Two years ago, the legal and business news company ALM launched Law.com Radar, a service of the legal news site Law.com that delivers custom-tailored news drawn from court dockets, with a unique twist — its news summaries are generated algorithmically, rather than by human editors. It later added transactional news to the mix.
Now, Law.com Radar is taking its algorithm even further with the unveiling of a live-beta feature, Trend Detection, that identifies trends and patterns in the ocean of federal court litigation data, revealing where cases are surging or ebbing as they impact particular practice areas, industries, or even a single client.
“ALM’s Trend Detection lets you see shifts and patterns in case filings, often invisible to the human eye,” explains a page introducing the feature. “Using advanced data analysis and expert curation, your team now has a tool to identify opportunities and develop the right strategy when it counts.”
Identifying Spikes and Trends
Recently, Vanessa Blum, newsroom innovation director at ALM, and Ben Hancock, newsroom data engineer, gave me a demonstration and briefing on Trend Detection. They also provided me with a trial subscription.
“The idea with Trend Detection is that, in the backend of Radar, we’re using automation to process litigation data and generate immediate updates on newly filed litigation,” Blum told me. “What we’ve been wanting to do, and working on for the past year, is developing a mechanism to analyze the data at a higher level and identify shifts and trends within that data.”
What Trend Detection does, she said, is identify spikes in activity and unusual levels of activity in particular practice areas or industries, or in litigation against a specific company. It also looks for trends in the form of sustained upward or downward shifts in activity.
As it detects these shifts and trends, Trend Direction presents them in cards that summarize the activity and allow the reader to drill down into more detail.
The reporting of the trend is created both algorithmically and editorially, Blum said. It is first algorithmically created based on the data, the statistics and the definitions it uses. It is then reviewed and refined by human editors, who can review the underlying cases and docket information and provide added context and insight.
A key distinguishing factor about Trend Detection, Hancock said, is that it is not a research tool in which editors suspect a trend and then seek to confirm it. Rather, it is detecting trends algorithmically to surface ones that might not otherwise be seen but that are of interest to Radar’s readers.

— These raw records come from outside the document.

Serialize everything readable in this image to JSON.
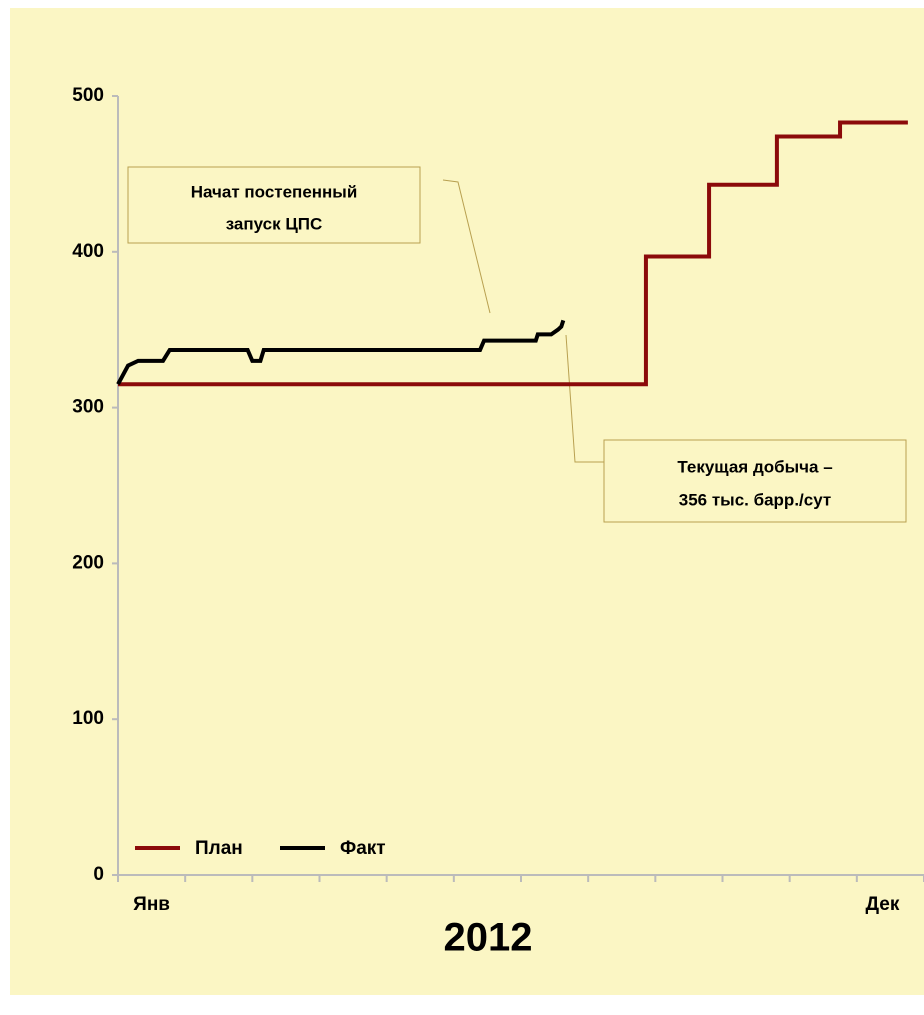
{
  "chart_data": {
    "type": "line",
    "categories": [
      "Янв",
      null,
      null,
      null,
      null,
      null,
      null,
      null,
      null,
      null,
      null,
      "Дек"
    ],
    "xlabel": "2012",
    "xlim": [
      0,
      12
    ],
    "ylim": [
      0,
      500
    ],
    "yticks": [
      0,
      100,
      200,
      300,
      400,
      500
    ],
    "step": true,
    "series": [
      {
        "name": "План",
        "color": "#8b0a0a",
        "x": [
          0,
          7.86,
          7.86,
          8.8,
          8.8,
          9.81,
          9.81,
          10.75,
          10.75,
          11.76
        ],
        "values": [
          315,
          315,
          397,
          397,
          443,
          443,
          474,
          474,
          483,
          483
        ]
      },
      {
        "name": "Факт",
        "color": "#000000",
        "x": [
          0,
          0.15,
          0.3,
          0.67,
          0.77,
          1.93,
          2.0,
          2.12,
          2.17,
          5.39,
          5.45,
          6.22,
          6.25,
          6.45,
          6.55,
          6.6,
          6.63
        ],
        "values": [
          315,
          327,
          330,
          330,
          337,
          337,
          330,
          330,
          337,
          337,
          343,
          343,
          347,
          347,
          350,
          352,
          356
        ]
      }
    ],
    "annotations": [
      {
        "lines": [
          "Начат постепенный",
          "запуск  ЦПС"
        ]
      },
      {
        "lines": [
          "Текущая добыча –",
          "356 тыс. барр./сут"
        ]
      }
    ]
  }
}
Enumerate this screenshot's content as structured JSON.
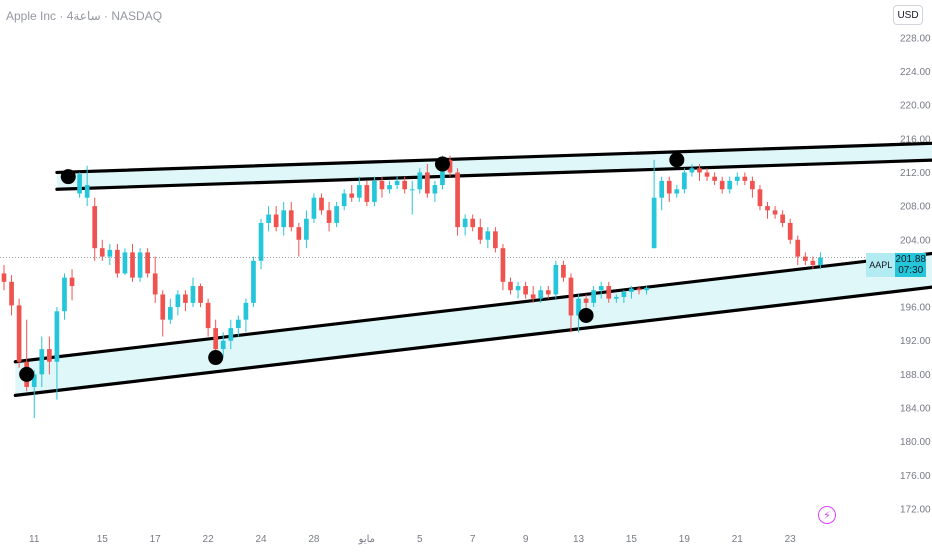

The system is further calibrated to identify trends only when they reach a certain level of intensity, consistency and confidence level. “We’ve calibrated the system to require a certain level of intensity, a certain level of confidence, before we would surface it,” Blum said. “And then we also have editorial review.”
Customized News Feeds
For subscribers, the trends they see are filtered according to the preferences they have set. As I have previously explained, a central feature of Law.com Radar is that users are able to customize their news feeds by industries, practice areas and geographic regions, as well as for news related to specific companies and law firms.
The card for a specific trend provides an overview of its duration, the degree of change, and the total cases involved, as well as a “Signal Strength” score, which reflects the intensity, impact and business significance of the trend on a scale of 1-10.
The card also lists the cases that underlie the trend. Clicking on any case name brings up a modal showing a summary of the case and a link to court documents.
Automating A Manual Process
So what is the value of this service to subscribers? Blum and Hancock say it is in adding a layer of efficiency to an activity many law firms already routinely perform — that of litigation surveillance and monitoring — but that they currently do using mostly manual methods.
Whether through their research departments, business development teams, or by individual litigators, law firms are watching the flow of cases for patterns, and then making business decisions or providing client advice based on that information, Blum said.
“This is an effort to automate some of that process and deliver that finding, that discovery, directly to the end user,” she said.
Hancock said Radar’s regular algorithmic reporting of litigation news was already beginning to reveal patterns, but in a drip fashion that only close followers, such as ALM’s own editors, would perceive.
But for readers who might think, “It seems like I’ve seen several of these cases recently,” Trend Detection eliminates the need for them to go back through stories and try to verify that on their own. “The idea is really to surface that and push that insight to the user,” he said.
While Trend Detection identifies trends in existing practice areas, I asked Blum and Hancock if it could identify emerging potential new areas of practice.
It is not there yet, Blum said, but she is hopeful that they can eventually build that into the product. In the meantime, ALM’s editors are watching for such trends, and then adding them into the product as they become significant. One example: cryptocurrency was added to Radar six months ago as editors identified that as a focus of litigation.
And while Trend Detection currently works only with litigation data, Blum says it will also eventually be used to identify trends in deal data and possibly in the law firm business and financial data that ALM collects.
Full access to Law.com Radar, including the new Trend Detection feature, is available through either a Law.com subscription, which costs $124.99 a month when billed annually, or as a standalone subscription for $19.99 a month. ALM also offers a free version of Law.com Radar, but it lacks all the features of the premium version and does not include Trend Detection.
ALM launched Law.com Radar — originally under the name Legal Radar — in February 2020. In November 2020, it rolled out a new version, renamed Law.com Radar, that added news of corporate transactions and introduced the paid subscriptions.